Odds of winning the lottery or getting struck by lightning are better than the likelihood of keeping New Year’s resolutions, say many of the folks participating in a recent survey by Hampton Hotels. Want to increase the chances you’ll keep your financial resolutions in 2013?
Investors most commonly resolve to spend less, save more and pay down their debt levels, according to a November survey conducted by Spectrem’s Millionaire Corner. Less affluent investors are more likely to focus on reducing debt, while more affluent investors tend to target spending.
How many of these investors will maintain their resolutions? One-fourth won’t make it past the first week, according to the website Proactive Change, and less than half will keep their resolutions beyond six months. What can investors do to increase the chances of staying on track? Here’s some expect advice:
· Put it in writing: Set realistic, measurable goals, such as a specific amount to save each month, and write them down advises Fifth Third Bank. A written plan helps investors visualize their goals, improves savings rates and reduces borrowing.

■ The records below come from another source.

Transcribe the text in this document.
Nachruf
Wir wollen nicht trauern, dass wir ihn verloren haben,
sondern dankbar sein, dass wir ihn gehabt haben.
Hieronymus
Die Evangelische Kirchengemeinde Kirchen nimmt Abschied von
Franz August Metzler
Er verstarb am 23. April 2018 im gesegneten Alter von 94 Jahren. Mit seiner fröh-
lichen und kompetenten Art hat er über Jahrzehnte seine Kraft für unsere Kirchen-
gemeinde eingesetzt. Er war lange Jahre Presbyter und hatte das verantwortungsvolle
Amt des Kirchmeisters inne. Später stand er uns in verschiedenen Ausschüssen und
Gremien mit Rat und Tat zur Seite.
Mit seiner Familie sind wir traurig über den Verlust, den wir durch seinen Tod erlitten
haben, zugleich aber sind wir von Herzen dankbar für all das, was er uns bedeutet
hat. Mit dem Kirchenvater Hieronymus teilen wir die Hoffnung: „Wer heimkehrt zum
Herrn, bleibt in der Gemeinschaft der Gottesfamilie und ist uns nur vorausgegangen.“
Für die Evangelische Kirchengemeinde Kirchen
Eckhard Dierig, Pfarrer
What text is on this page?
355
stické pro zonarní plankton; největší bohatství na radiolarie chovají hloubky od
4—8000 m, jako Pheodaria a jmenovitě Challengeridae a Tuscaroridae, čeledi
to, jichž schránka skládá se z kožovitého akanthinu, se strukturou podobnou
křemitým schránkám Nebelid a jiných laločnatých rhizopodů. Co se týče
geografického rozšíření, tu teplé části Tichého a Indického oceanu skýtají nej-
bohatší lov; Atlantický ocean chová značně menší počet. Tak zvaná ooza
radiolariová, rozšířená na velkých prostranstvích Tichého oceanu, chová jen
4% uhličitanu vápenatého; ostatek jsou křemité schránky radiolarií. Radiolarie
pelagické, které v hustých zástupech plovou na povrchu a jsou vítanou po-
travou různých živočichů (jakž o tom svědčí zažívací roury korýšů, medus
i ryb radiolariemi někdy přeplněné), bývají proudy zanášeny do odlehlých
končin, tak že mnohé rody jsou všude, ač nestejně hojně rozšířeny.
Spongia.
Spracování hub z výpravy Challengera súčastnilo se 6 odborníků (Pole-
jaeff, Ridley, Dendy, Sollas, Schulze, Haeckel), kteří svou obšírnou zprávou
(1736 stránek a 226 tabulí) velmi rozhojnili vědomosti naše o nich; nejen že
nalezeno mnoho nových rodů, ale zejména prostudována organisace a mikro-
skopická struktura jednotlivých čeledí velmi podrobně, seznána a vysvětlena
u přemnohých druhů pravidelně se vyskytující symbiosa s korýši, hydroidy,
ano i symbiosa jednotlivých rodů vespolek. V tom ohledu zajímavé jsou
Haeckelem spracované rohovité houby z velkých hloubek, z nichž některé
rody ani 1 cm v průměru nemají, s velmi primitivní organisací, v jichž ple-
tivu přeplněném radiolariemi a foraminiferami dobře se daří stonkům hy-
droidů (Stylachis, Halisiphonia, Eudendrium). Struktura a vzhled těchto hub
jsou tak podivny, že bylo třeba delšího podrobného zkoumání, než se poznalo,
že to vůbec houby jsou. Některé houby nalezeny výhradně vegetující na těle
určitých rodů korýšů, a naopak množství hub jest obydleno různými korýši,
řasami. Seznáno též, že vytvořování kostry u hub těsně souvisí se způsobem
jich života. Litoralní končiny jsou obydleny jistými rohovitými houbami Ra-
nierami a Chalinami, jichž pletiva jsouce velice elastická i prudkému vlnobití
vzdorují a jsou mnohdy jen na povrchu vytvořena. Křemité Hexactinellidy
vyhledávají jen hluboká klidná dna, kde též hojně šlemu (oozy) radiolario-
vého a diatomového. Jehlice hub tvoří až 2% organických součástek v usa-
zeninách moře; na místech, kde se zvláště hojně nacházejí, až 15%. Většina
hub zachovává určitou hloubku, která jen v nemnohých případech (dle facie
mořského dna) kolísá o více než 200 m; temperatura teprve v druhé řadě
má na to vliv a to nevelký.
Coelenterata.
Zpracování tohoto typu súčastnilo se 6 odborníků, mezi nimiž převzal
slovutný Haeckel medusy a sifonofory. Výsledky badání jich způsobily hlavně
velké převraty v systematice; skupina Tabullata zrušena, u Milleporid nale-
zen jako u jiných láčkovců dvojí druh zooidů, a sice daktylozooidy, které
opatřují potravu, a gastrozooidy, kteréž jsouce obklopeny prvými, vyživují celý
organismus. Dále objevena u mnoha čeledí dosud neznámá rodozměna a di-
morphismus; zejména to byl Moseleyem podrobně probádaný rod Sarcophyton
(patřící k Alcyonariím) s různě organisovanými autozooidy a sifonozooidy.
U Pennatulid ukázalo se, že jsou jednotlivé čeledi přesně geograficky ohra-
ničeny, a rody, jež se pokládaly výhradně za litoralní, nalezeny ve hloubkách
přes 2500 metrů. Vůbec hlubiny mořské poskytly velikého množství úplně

· Enlist support: Investors can improve their chances for success by sharing their goals with others. Sharing –via Facebook, Twitter, blogging or more privately with trusted friends – can keep investors on the straight and narrow. Support groups can also increase the likelihood of maintaining a resolution.
· Use online tools: Automatic deposits from a paycheck to a savings account can make it less tempting to spend, according to Fifth Third. Online bill payment systems enable investors to efficiently pay bills, avoiding late fees, and easily track account balances and day-to-day money flow. Data can also be downloaded to budgeting software.
· Avoid the pitfalls of credit cards: Investors can establish a good credit history by paying their credit cards in full each month, but credit cards often undermine financial resolutions. The Northwest Education Loan Association or NELA recommends limiting yourself to one or two credit cards, carrying them only when you are planning to use them, thinking twice before using a credit card to buy items on sale and using care when taking a cash advance on credit cards.
· Create incentives: Rewards can reinforce positive habits, according to Fifth Third. Investors who set aside a small amount of money to spend when they achieve certain targets are likely to work harder to maintain their financial resolutions.